Hash browns are probably the more typical side choice for breakfast. Each patty has 150 kcal, just like the parfait. You aren’t getting any fruit, but then, you aren’t getting added sugar, either. If you’re a sucker for these, go with just one, or even split it with a friend!

Coffee. Here we go.

coffee

  • I actually think McDonald’s brews a great house blend. A hot small cup with 2 or 3 creams is my favorite. I just love it! I couldn’t finish my whole cup at our brunch, so I took it home and drank the rest chilled the next morning. Yum!
  • Iced Coffee – You can get a small vanilla for 100, hazelnut for 110, or caramel for 120 kcal. 15, 17, and 20g of sugar, respectively. I can drink to that – it’s even less of a splurge than Chick-fil-a’s, and we think it might be better. (If you opt for artificial sweetener, the sugar free vanilla is 70 kcal and 1g sugar for a small, but I usually go with the standard vanilla).

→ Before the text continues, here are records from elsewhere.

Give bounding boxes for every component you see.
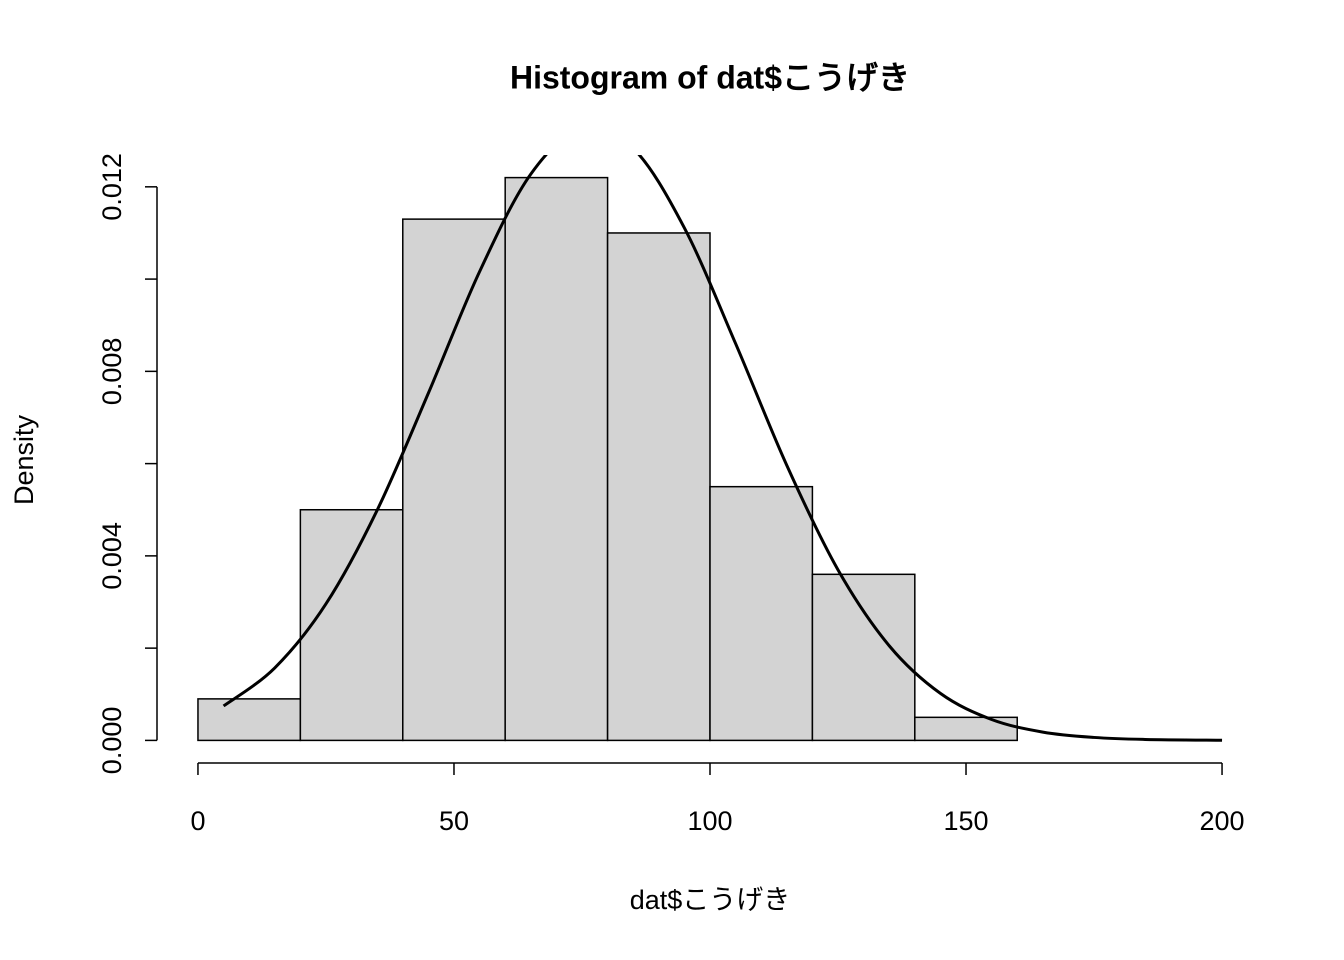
x-tick-label: 200 bbox=[1200, 806, 1245, 836]
x-tick-label: 50 bbox=[439, 806, 469, 836]
density-curve bbox=[222, 155, 1223, 742]
bar bbox=[504, 176, 609, 742]
bar bbox=[299, 508, 404, 742]
bar bbox=[402, 218, 506, 742]
x-tick-label: 150 bbox=[943, 806, 988, 836]
chart-title: Histogram of dat$こうげき bbox=[510, 59, 910, 95]
x-axis-label: dat$こうげき bbox=[630, 885, 791, 915]
y-tick-label: 0.000 bbox=[97, 707, 127, 775]
x-tick-label: 100 bbox=[687, 806, 732, 836]
bar bbox=[709, 485, 814, 742]
bar bbox=[606, 232, 711, 742]
x-tick-label: 0 bbox=[190, 806, 205, 836]
y-tick-label: 0.008 bbox=[97, 338, 127, 406]
y-tick-label: 0.012 bbox=[97, 153, 127, 221]
bar bbox=[197, 698, 302, 742]
y-axis-label: Density bbox=[9, 414, 39, 505]
bar bbox=[914, 716, 1018, 742]
y-tick-label: 0.004 bbox=[97, 522, 127, 590]
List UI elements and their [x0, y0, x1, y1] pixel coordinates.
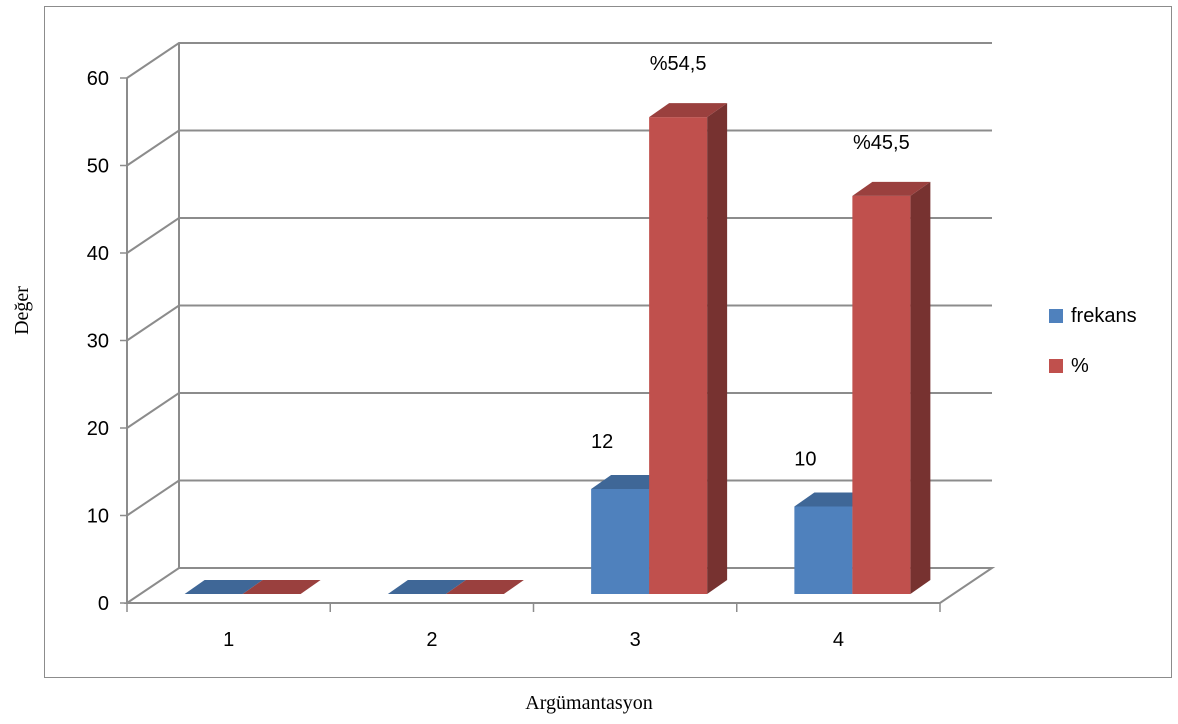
- bar-front: [794, 506, 853, 594]
- bar-top: [649, 103, 728, 118]
- y-axis-label: Değer: [10, 285, 33, 335]
- bar-front: [591, 489, 650, 594]
- gridline: [126, 42, 992, 79]
- y-axis-label-box: Değer: [2, 190, 42, 430]
- x-tick-label: 1: [223, 629, 234, 651]
- bar-side: [707, 103, 728, 594]
- y-tick-label: 60: [87, 68, 109, 90]
- x-tick-label: 2: [426, 629, 437, 651]
- data-label: %45,5: [853, 132, 910, 154]
- bar-top: [387, 580, 466, 594]
- bar-1-3: [852, 181, 931, 594]
- x-axis-label: Argümantasyon: [525, 692, 653, 714]
- bar-top: [445, 580, 524, 594]
- bar-0-1: [387, 580, 466, 594]
- legend-entry: frekans: [1071, 305, 1137, 327]
- y-tick-label: 30: [87, 331, 109, 353]
- data-label: 12: [591, 431, 613, 453]
- bar-side: [910, 181, 931, 594]
- y-tick-label: 50: [87, 156, 109, 178]
- y-tick-label: 0: [98, 593, 109, 615]
- bar-top: [184, 580, 263, 594]
- bar-1-2: [649, 103, 728, 594]
- bar-0-0: [184, 580, 263, 594]
- bar-1-1: [445, 580, 524, 594]
- legend-swatch: [1049, 359, 1063, 373]
- bar-front: [852, 195, 911, 594]
- bars-layer: [184, 103, 931, 594]
- bar-top: [242, 580, 321, 594]
- data-label: %54,5: [650, 53, 707, 75]
- x-tick-label: 3: [630, 629, 641, 651]
- bar-1-0: [242, 580, 321, 594]
- x-tick-label: 4: [833, 629, 844, 651]
- legend-entry: %: [1071, 355, 1089, 377]
- y-tick-label: 10: [87, 506, 109, 528]
- bar-front: [649, 117, 708, 594]
- y-tick-label: 20: [87, 418, 109, 440]
- bar-top: [852, 181, 931, 196]
- y-tick-label: 40: [87, 243, 109, 265]
- data-label: 10: [794, 449, 816, 471]
- legend-swatch: [1049, 309, 1063, 323]
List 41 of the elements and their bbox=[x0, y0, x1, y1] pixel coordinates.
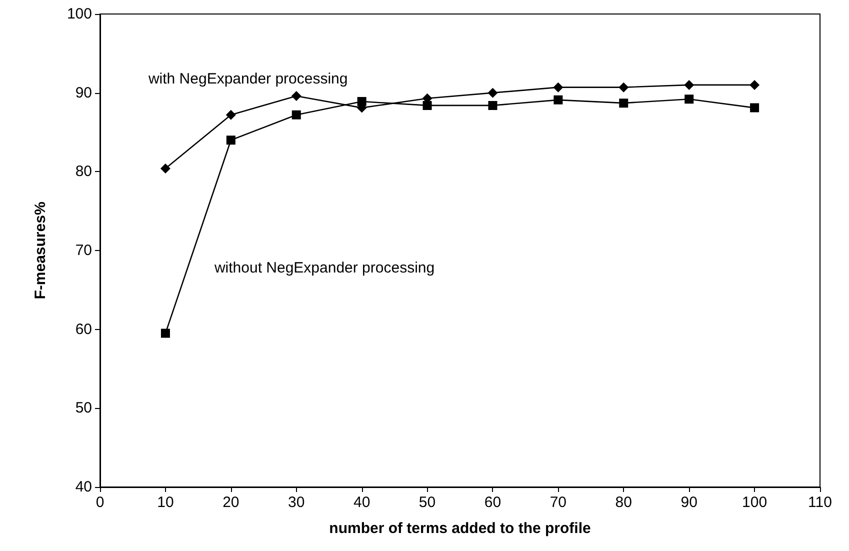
point bbox=[684, 94, 694, 104]
x-tick-label: 110 bbox=[808, 494, 832, 511]
x-tick-label: 100 bbox=[742, 494, 768, 511]
point bbox=[226, 110, 236, 120]
series-label: with NegExpander processing bbox=[147, 70, 348, 88]
point bbox=[618, 82, 629, 92]
y-axis-title: F-measures% bbox=[32, 202, 49, 300]
series-label: without NegExpander processing bbox=[213, 259, 435, 276]
point bbox=[291, 90, 302, 101]
point bbox=[488, 100, 498, 110]
y-tick-label: 40 bbox=[75, 478, 92, 496]
point bbox=[750, 80, 760, 90]
point bbox=[357, 97, 366, 106]
point bbox=[619, 98, 628, 108]
point bbox=[553, 82, 564, 92]
point bbox=[226, 136, 236, 145]
x-tick-label: 50 bbox=[418, 494, 436, 511]
x-tick-label: 30 bbox=[288, 494, 305, 511]
point bbox=[554, 95, 563, 104]
x-axis-title: number of terms added to the profile bbox=[329, 520, 591, 537]
point bbox=[488, 88, 498, 98]
y-tick-label: 70 bbox=[75, 242, 92, 259]
x-tick-label: 80 bbox=[615, 494, 632, 511]
x-tick-label: 20 bbox=[222, 494, 240, 511]
y-tick-label: 100 bbox=[66, 6, 92, 22]
point bbox=[750, 103, 760, 112]
x-tick-label: 0 bbox=[96, 494, 104, 511]
point bbox=[292, 110, 301, 120]
point bbox=[160, 328, 170, 338]
x-tick-label: 10 bbox=[157, 494, 174, 511]
x-tick-label: 70 bbox=[550, 494, 567, 511]
point bbox=[422, 100, 432, 110]
point bbox=[684, 80, 694, 90]
y-tick-label: 90 bbox=[75, 84, 92, 102]
point bbox=[160, 164, 170, 174]
x-tick-label: 40 bbox=[353, 494, 370, 511]
x-tick-label: 90 bbox=[680, 494, 698, 511]
y-tick-label: 60 bbox=[75, 320, 92, 338]
x-tick-label: 60 bbox=[484, 494, 502, 511]
y-tick-label: 50 bbox=[75, 400, 92, 417]
y-tick-label: 80 bbox=[75, 163, 92, 180]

And these are all my tips. Note – you can make YUMMIER and healthier versions of most of these things at home, but sometimes it’s just fun to go out with the girls!

Happy smacking,

Rae

Reference

Freeland-Graves, J., & Nitzke, S. (2002). Position of the American Dietetic Association: total diet approach to communicating food and nutrition information. Journal of the American Dietetic Association, 102(1), 100-108.